Alisa: But there is reflection on the natural world?

Jonathan: Yeah, I've been to a lot of islands in the course of research or traveling. I wanted to explore my own experiences in these places, but also the fact that people tend to think of islands as places where they can project their fantasies of what they want the world to be like. That's sort of a theme throughout all of literature and history. So I wanted to think about the way that we're remaking the world according to our imaginations.

Alisa: After college you went on a traveling fellowship. That must have informed your music going forward?

Jonathan: The idea of that was that I was going to make a document or study of community life at the ends of the earth, but I was 21 years old and had no idea what I was doing. I just got on a plane and went to Tierra del Fuego and tried to figure it out from there. Ended up in the Falklands where I worked on a bird survey for several weeks, in the outmost islands of the Falklands, and that really changed the way I thought about the world and what it can be like. That started me on a journey where I ended up studying science and ending up as a musician.

Alisa: How do science and music merge?

Jonathan: Science and art are two different ways of approaching the mysteries of the world and the ways in which we understand them.
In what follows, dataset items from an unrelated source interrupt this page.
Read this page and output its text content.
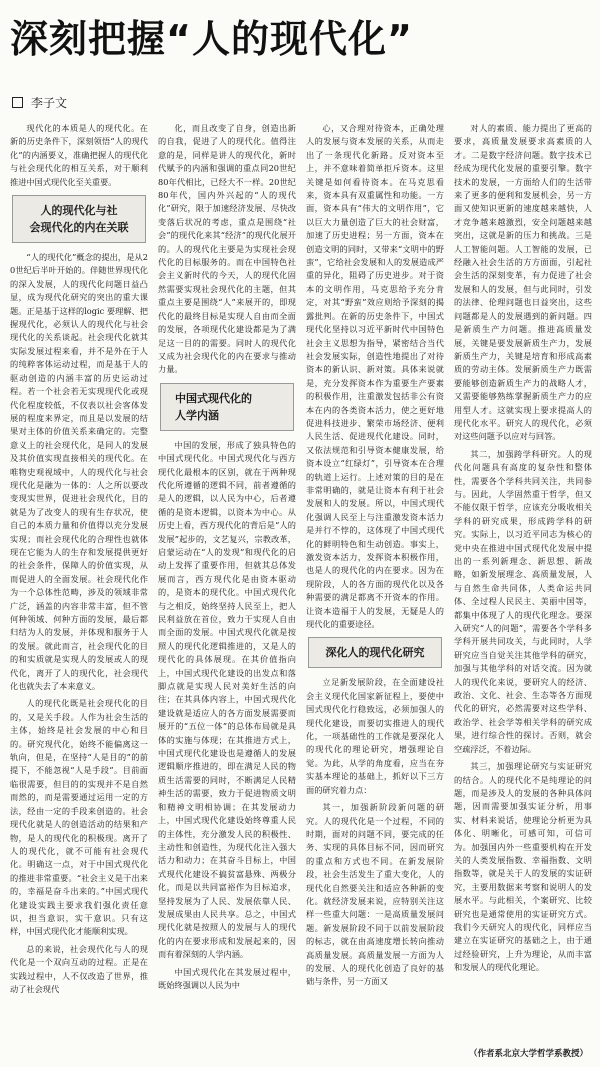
深刻把握“人的现代化”
李子文

现代化的本质是人的现代化。在新的历史条件下，深刻领悟“人的现代化”的内涵要义，准确把握人的现代化与社会现代化的相互关系，对于顺利推进中国式现代化至关重要。

人的现代化与社
会现代化的内在关联

“人的现代化”概念的提出，是从20世纪后半叶开始的。伴随世界现代化的深入发展，人的现代化问题日益凸显，成为现代化研究的突出的重大课题。正是基于这样的logic 要理解、把握现代化，必须认人的现代化与社会现代化的关系谈起。社会现代化就其实际发展过程来看，并不是外在于人的纯粹客体运动过程，而是基于人的驱动创造的内涵丰富的历史运动过程。若一个社会若无实现现代化或现代化程度较低，不仅表以社会客体发展的程度来界定，而且是以发展的结果对主体的价值关系来确定的。完整意义上的社会现代化，是同人的发展及其价值实现直接相关的现代化。在唯物史观视域中，人的现代化与社会现代化是融为一体的：人之所以要改变现实世界，促进社会现代化，目的就是为了改变人的现有生存状况，使自己的本质力量和价值得以充分发展实现；而社会现代化的合理性也就体现在它能为人的生存和发展提供更好的社会条件，保障人的价值实现，从而促进人的全面发展。社会现代化作为一个总体性范畴，涉及的领域非常广泛，涵盖的内容非常丰富，但不管何种领域、何种方面的发展，最后都归结为人的发展，并体现和服务于人的发展。就此而言，社会现代化的目的和实质就是实现人的发展或人的现代化，离开了人的现代化，社会现代化也就失去了本来意义。

人的现代化既是社会现代化的目的，又是关手段。人作为社会生活的主体，始终是社会发展的中心和目的。研究现代化，始终不能偏离这一轨向，但是，在坚持“人是目的”的前提下，不能忽视“人是手段”。目前面临很需要，但目的的实现并不是自然而然的，而是需要通过运用一定的方法，经由一定的手段来创造的。社会现代化就是人的创造活动的结果和产物，是人的现代化的积极现。离开了人的现代化，就不可能有社会现代化。明确这一点，对于中国式现代化的推进非常重要。“社会主义是干出来的，幸福是奋斗出来的。”中国式现代化建设实践主要求我们强化责任意识，担当意识，实干意识。只有这样，中国式现代化才能顺利实现。

总的来说，社会现代化与人的现代化是一个双向互动的过程。正是在实践过程中，人不仅改造了世界，推动了社会现代

化，而且改变了自身，创造出新的自我，促进了人的现代化。值得注意的是，同样是讲人的现代化，新时代赋予的内涵和强调的重点同20世纪80年代相比，已经大不一样。20世纪80年代，国内外兴起的“人的现代化”研究，限于加速经济发展、尽快改变落后状况的考虑，重点是围绕“社会”的现代化来其“经济”的现代化展开的。人的现代化主要是为实现社会现代化的目标服务的。而在中国特色社会主义新时代的今天，人的现代化固然需要实现社会现代化的主题，但其重点主要是围绕“人”来展开的，即现代化的最终目标是实现人自由而全面的发展，各项现代化建设都是为了满足这一目的的需要。同时人的现代化又成为社会现代化的内在要求与推动力量。

中国式现代化的
人学内涵

中国的发展，形成了独具特色的中国式现代化。中国式现代化与西方现代化最根本的区别，就在于两种现代化所遵循的逻辑不同，前者遵循的是人的逻辑，以人民为中心，后者遵循的是资本逻辑，以资本为中心。从历史上看，西方现代化的背后是“人的发展”起步的，文艺复兴，宗教改革，启蒙运动在“人的发现”和现代化的启动上发挥了重要作用，但就其总体发展而言，西方现代化是由资本驱动的，是资本的现代化。中国式现代化与之相反，始终坚持人民至上，把人民利益放在首位，致力于实现人自由而全面的发展。中国式现代化就是按照人的现代化逻辑推进的，又是人的现代化的具体展现。在其价值指向上，中国式现代化建设的出发点和落脚点就是实现人民对美好生活的向往；在其具体内容上，中国式现代化建设就是适应人的各方面发展需要而展开的“五位一体”的总体布局就是具体的实施与体现；在其推进方式上，中国式现代化建设也是遵循人的发展逻辑顺序推进的，即在满足人民的物质生活需要的同时，不断满足人民精神生活的需要，致力于促进物质文明和精神文明相协调；在其发展动力上，中国式现代化建设始终尊重人民的主体性，充分激发人民的积极性、主动性和创造性，为现代化注入强大活力和动力；在其奋斗目标上，中国式现代化建设不搞贫富悬殊、两极分化，而是以共同富裕作为目标追求，坚持发展为了人民、发展依靠人民、发展成果由人民共享。总之，中国式现代化就是按照人的发展与人的现代化的内在要求形成和发展起来的，因而有着深刻的人学内涵。

中国式现代化在其发展过程中，既始终强调以人民为中

心，又合理对待资本，正确处理人的发展与资本发展的关系，从而走出了一条现代化新路。反对资本至上，并不意味着简单拒斥资本。这里关键是如何看待资本。在马克思看来，资本具有双重属性和功能。一方面，资本具有“伟大的文明作用”，它以巨大力量创造了巨大的社会财富，加速了历史进程；另一方面，资本在创造文明的同时，又带来“文明中的野蛮”，它给社会发展和人的发展造成严重的异化，阻碍了历史进步。对于资本的文明作用，马克思给予充分肯定，对其“野蛮”效应则给予深刻的揭露批判。在新的历史条件下，中国式现代化坚持以习近平新时代中国特色社会主义思想为指导，紧密结合当代社会发展实际，创造性地提出了对待资本的新认识、新对策。具体来说就是，充分发挥资本作为重要生产要素的积极作用，注重激发包括非公有资本在内的各类资本活力，使之更好地促进科技进步、繁荣市场经济、便利人民生活、促进现代化建设。同时，又依法规范和引导资本健康发展，给资本设立“红绿灯”，引导资本在合理的轨道上运行。上述对策的目的是在非常明确的，就是让资本有利于社会发展和人的发展。所以，中国式现代化强调人民至上与注重激发资本活力是并行不悖的，这体现了中国式现代化的鲜明特色和生动创造。事实上，激发资本活力，发挥资本积极作用，也是人的现代化的内在要求。因为在现阶段，人的各方面的现代化以及各种需要的满足都离不开资本的作用。让资本造福于人的发展，无疑是人的现代化的重要途径。

深化人的现代化研究

立足新发展阶段，在全面建设社会主义现代化国家新征程上，要使中国式现代化行稳致远，必须加强人的现代化建设，而要切实推进人的现代化，一项基础性的工作就是要深化人的现代化的理论研究，增强理论自觉。为此，从学的角度看，应当在夯实基本理论的基础上，抓好以下三方面的研究着力点：

其一，加强新阶段新问题的研究。人的现代化是一个过程，不同的时期，面对的问题不同，要完成的任务、实现的具体目标不同，因而研究的重点和方式也不同。在新发展阶段，社会生活发生了重大变化，人的现代化自然要关注和适应各种新的变化。就经济发展来说，应特别关注这样一些重大问题：一是高质量发展问题。新发展阶段不同于以前发展阶段的标志，就在由高速度增长转向推动高质量发展。高质量发展一方面为人的发展、人的现代化创造了良好的基础与条件，另一方面又

对人的素质、能力提出了更高的要求，高质量发展要求高素质的人才。二是数字经济问题。数字技术已经成为现代化发展的重要引擎。数字技术的发展，一方面给人们的生活带来了更多的便利和发展机会，另一方面又使知识更新的速度越来越快，人才竞争越来越激烈，安全问题越来越突出，这就是新的压力和挑战。三是人工智能问题。人工智能的发展，已经融入社会生活的方方面面，引起社会生活的深刻变革，有力促进了社会发展和人的发展，但与此同时，引发的法律、伦理问题也日益突出，这些问题都是人的发展遇到的新问题。四是新质生产力问题。推进高质量发展，关键是要发展新质生产力，发展新质生产力，关键是培育和形成高素质的劳动主体。发展新质生产力既需要能够创造新质生产力的战略人才，又需要能够熟练掌握新质生产力的应用型人才。这就实现上要求提高人的现代化水平。研究人的现代化，必须对这些问题予以应对与回答。

其二，加强跨学科研究。人的现代化问题具有高度的复杂性和整体性，需要各个学科共同关注，共同参与。因此，人学固然重于哲学，但又不能仅限于哲学，应该充分吸收相关学科的研究成果，形成跨学科的研究。实际上，以习近平同志为核心的党中央在推进中国式现代化发展中提出的一系列新理念、新思想、新战略，如新发展理念、高质量发展，人与自然生命共同体，人类命运共同体、全过程人民民主、美丽中国等，都集中体现了人的现代化理念。要深入研究“人的问题”，需要各个学科多学科开展共同攻关，与此同时，人学研究应当自觉关注其他学科的研究，加强与其他学科的对话交流。因为就人的现代化来说，要研究人的经济、政治、文化、社会、生态等各方面现代化的研究，必然需要对这些学科、政治学、社会学等相关学科的研究成果，进行综合性的探讨。否则，就会空疏浮泛，不着边际。

其三，加强理论研究与实证研究的结合。人的现代化不是纯理论的问题，而是涉及人的发展的各种具体问题，因而需要加强实证分析，用事实、材料来说话，使理论分析更为具体化、明晰化，可感可知，可信可为。加强国内外一些重要机构在开发关的人类发展指数、幸福指数、文明指数等，就是关于人的发展的实证研究，主要用数据来考察和说明人的发展水平。与此相关，个案研究、比较研究也是通常使用的实证研究方式。我们今天研究人的现代化，同样应当建立在实证研究的基础之上，由于通过经验研究，上升为理论，从而丰富和发展人的现代化理论。

（作者系北京大学哲学系教授）
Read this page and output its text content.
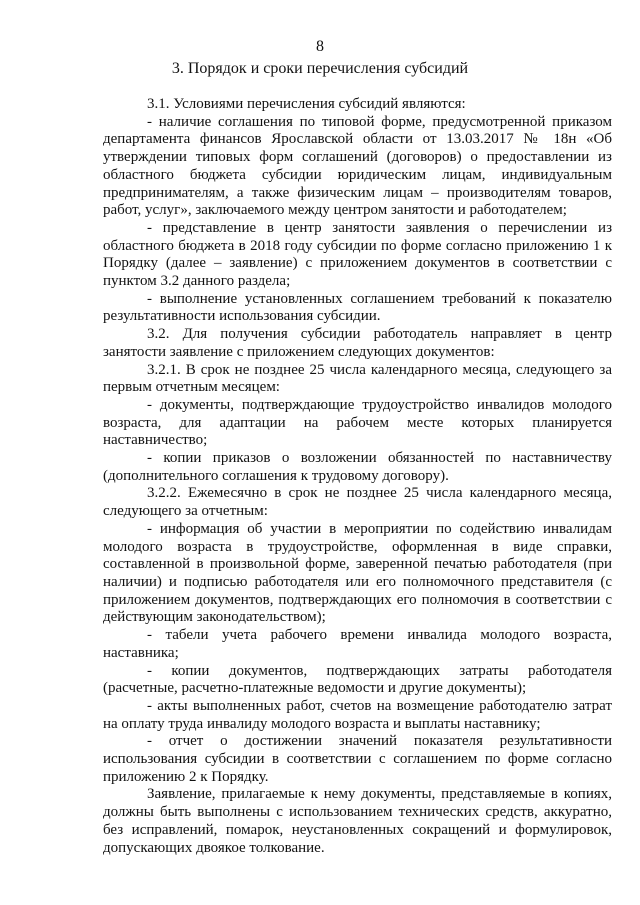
8
3. Порядок и сроки перечисления субсидий

3.1. Условиями перечисления субсидий являются:

- наличие соглашения по типовой форме, предусмотренной приказом департамента финансов Ярославской области от 13.03.2017 № 18н «Об утверждении типовых форм соглашений (договоров) о предоставлении из областного бюджета субсидии юридическим лицам, индивидуальным предпринимателям, а также физическим лицам – производителям товаров, работ, услуг», заключаемого между центром занятости и работодателем;

- представление в центр занятости заявления о перечислении из областного бюджета в 2018 году субсидии по форме согласно приложению 1 к Порядку (далее – заявление) с приложением документов в соответствии с пунктом 3.2 данного раздела;

- выполнение установленных соглашением требований к показателю результативности использования субсидии.

3.2. Для получения субсидии работодатель направляет в центр занятости заявление с приложением следующих документов:

3.2.1. В срок не позднее 25 числа календарного месяца, следующего за первым отчетным месяцем:

- документы, подтверждающие трудоустройство инвалидов молодого возраста, для адаптации на рабочем месте которых планируется наставничество;

- копии приказов о возложении обязанностей по наставничеству (дополнительного соглашения к трудовому договору).

3.2.2. Ежемесячно в срок не позднее 25 числа календарного месяца, следующего за отчетным:

- информация об участии в мероприятии по содействию инвалидам молодого возраста в трудоустройстве, оформленная в виде справки, составленной в произвольной форме, заверенной печатью работодателя (при наличии) и подписью работодателя или его полномочного представителя (с приложением документов, подтверждающих его полномочия в соответствии с действующим законодательством);

- табели учета рабочего времени инвалида молодого возраста, наставника;

- копии документов, подтверждающих затраты работодателя (расчетные, расчетно-платежные ведомости и другие документы);

- акты выполненных работ, счетов на возмещение работодателю затрат на оплату труда инвалиду молодого возраста и выплаты наставнику;

- отчет о достижении значений показателя результативности использования субсидии в соответствии с соглашением по форме согласно приложению 2 к Порядку.

Заявление, прилагаемые к нему документы, представляемые в копиях, должны быть выполнены с использованием технических средств, аккуратно, без исправлений, помарок, неустановленных сокращений и формулировок, допускающих двоякое толкование.
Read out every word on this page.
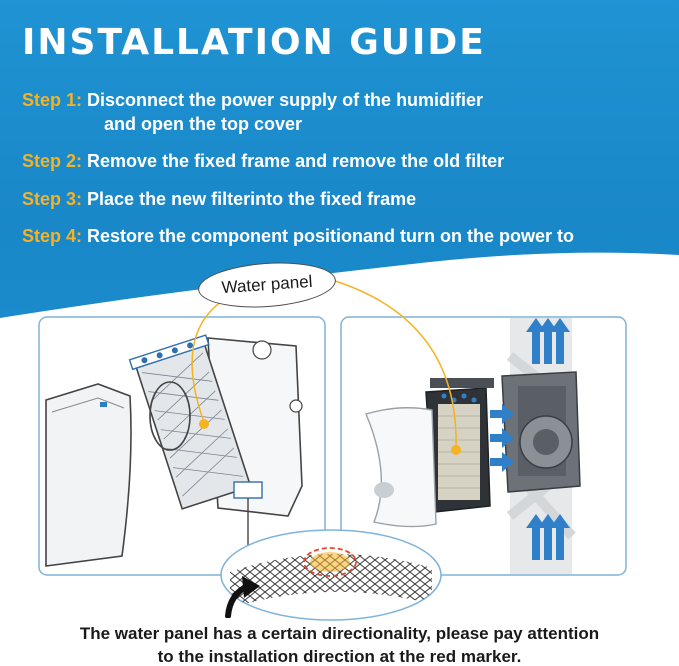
INSTALLATION GUIDE
Step 1: Disconnect the power supply of the humidifier
and open the top cover
Step 2: Remove the fixed frame and remove the old filter
Step 3: Place the new filterinto the fixed frame
Step 4: Restore the component positionand turn on the power to
Water panel
The water panel has a certain directionality, please pay attention
to the installation direction at the red marker.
With one of them you try to use your absolutely conscious, logical mind and the other, you use your unconscious illogical mind. But the enthusiasm that drives them is very similar.

Jordan Geiger: People are always asking us how to describe Shearwater's music and the term that I came up with is "Mystical Texas Nature Rock." So Thor would be the "mysticism," Kevin would be the "Texas," Jonathon's the "nature," I would maybe be the "rock" and Kim, who's not here, would be the glue that holds the whole thing together.